Enterprise IT history suggests governance and policy layers tend to outlast framework layers. The same shift may be reaching agent orchestration.

4 min read

The Agent Orchestrator Is Not the Moat

Many teams are betting that the orchestration layer wins. Pick the right Agent OS or framework and you own the stack. That bet misreads how enterprise infrastructure has actually consolidated over the last two decades.

The framework that schedules and routes your agents is probably not the scarce resource. The layer that governs and enforces policy on the traffic between agents is more likely to be. Frameworks tend to get commoditized, and control points tend to get bought and built around, though some frameworks do manage to evolve and absorb the control point themselves.

Why the framework tends to lose

Enterprise IT shows a recurring pattern. The thing that gets standardized is the protocol or the framework. The thing that captures durable value is the governance plane that sits above it. API frameworks proliferated; API gateways consolidated. Data processing engines multiplied; the catalog and access-control layer became the chokepoint.

Agent orchestration appears to be heading the same direction. A2A and MCP are emerging as the protocols for agent-to-agent and agent-to-tool communication. Once protocols stabilize, the framework choice above them matters less, because enterprises care about who can authenticate, audit, rate-limit, and revoke that traffic.

A pure-play orchestration framework that does not plug into an enterprise governance plane is not always worse on technical merit. It just gets routed around. In mature enterprise environments with existing governance, traffic flows through the layer IT can control, and orchestration that bypasses that layer reads as a liability. The deciding question stops being which framework is most capable and becomes which path the security and compliance teams will actually approve.

The concrete signals

Several established infrastructure vendors are moving their gateways toward governing agent traffic directly. Read these as where vendors are placing bets, not as settled architecture.

  • Kong has extended its AI Gateway to support agent-to-agent traffic, positioning the gateway itself as the governance point for agentic communication.
  • Databricks has expanded its AI Gateway as a governance layer for agentic AI, tying agent traffic into existing data governance.
  • Cloudflare has added enterprise MCP support, bringing agent tool traffic under its edge and access controls.

The Databricks move is the sharpest illustration of the mechanism. By folding agent traffic into the same Unity governance that already controls who can touch which tables, it does not ask the enterprise to trust a new control surface. It extends one the enterprise already relies on. That is how a governance plane absorbs a control point: not by out-featuring the framework, but by inheriting trust that is expensive to rebuild elsewhere.

On the framework side, AutoGen reaching a stable release with native observability accelerates the trend rather than countering it. The more observable and standardized the framework layer becomes, the easier it is for a governance plane above it to absorb the control surface.

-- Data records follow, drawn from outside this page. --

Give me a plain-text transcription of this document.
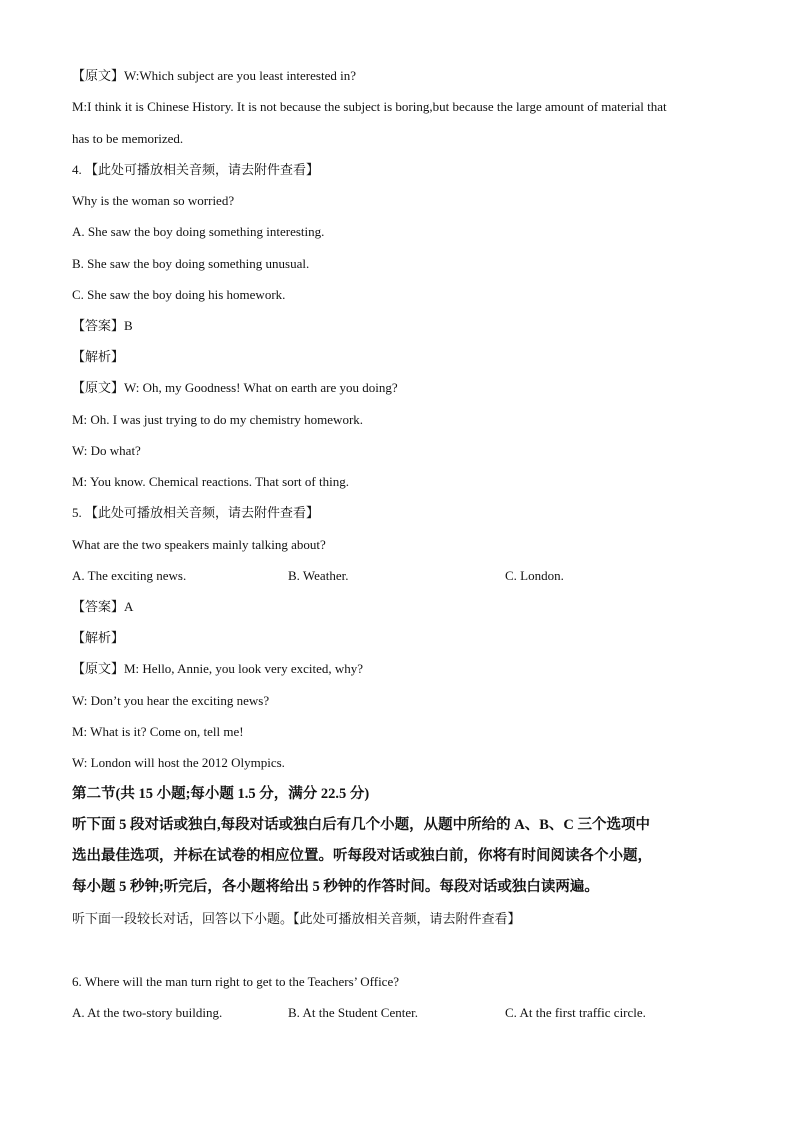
【原文】W:Which subject are you least interested in?
M:I think it is Chinese History. It is not because the subject is boring,but because the large amount of material that
has to be memorized.
4. 【此处可播放相关音频，请去附件查看】
Why is the woman so worried?
A. She saw the boy doing something interesting.
B. She saw the boy doing something unusual.
C. She saw the boy doing his homework.
【答案】B
【解析】
【原文】W: Oh, my Goodness! What on earth are you doing?
M: Oh. I was just trying to do my chemistry homework.
W: Do what?
M: You know. Chemical reactions. That sort of thing.
5. 【此处可播放相关音频，请去附件查看】
What are the two speakers mainly talking about?
A. The exciting news.	B. Weather.	C. London.
【答案】A
【解析】
【原文】M: Hello, Annie, you look very excited, why?
W: Don’t you hear the exciting news?
M: What is it? Come on, tell me!
W: London will host the 2012 Olympics.
第二节(共 15 小题;每小题 1.5 分，满分 22.5 分)
听下面 5 段对话或独白,每段对话或独白后有几个小题，从题中所给的 A、B、C 三个选项中
选出最佳选项，并标在试卷的相应位置。听每段对话或独白前，你将有时间阅读各个小题，
每小题 5 秒钟;听完后，各小题将给出 5 秒钟的作答时间。每段对话或独白读两遍。
听下面一段较长对话，回答以下小题。【此处可播放相关音频，请去附件查看】
6. Where will the man turn right to get to the Teachers’ Office?
A. At the two-story building.	B. At the Student Center.	C. At the first traffic circle.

Standardization at the framework layer pushes differentiation upward, toward policy and enforcement.

These are signals, not settled history. Based on where infrastructure vendors are investing, value appears to be shifting from orchestration toward governance, but the timeline and degree remain open.

What this means if you build agents

If the governance layer is where control concentrates, integration with that layer matters more than framework sophistication.

For agent fleets that run inside a customer's environment, the practical implication is clean integration hooks. Downstream tool calls need to authenticate cleanly against an enterprise governance plane. An agent fleet that can present its traffic to the gateway in a governable, auditable form fits into enterprise IT. One that assumes it owns the whole stack will, in mature enterprise environments with established governance, end up fighting the gateway and losing.

Framework features are easy to swap. A trusted enforcement point is not. Ask whether your agents can be governed by the layer the enterprise already trusts.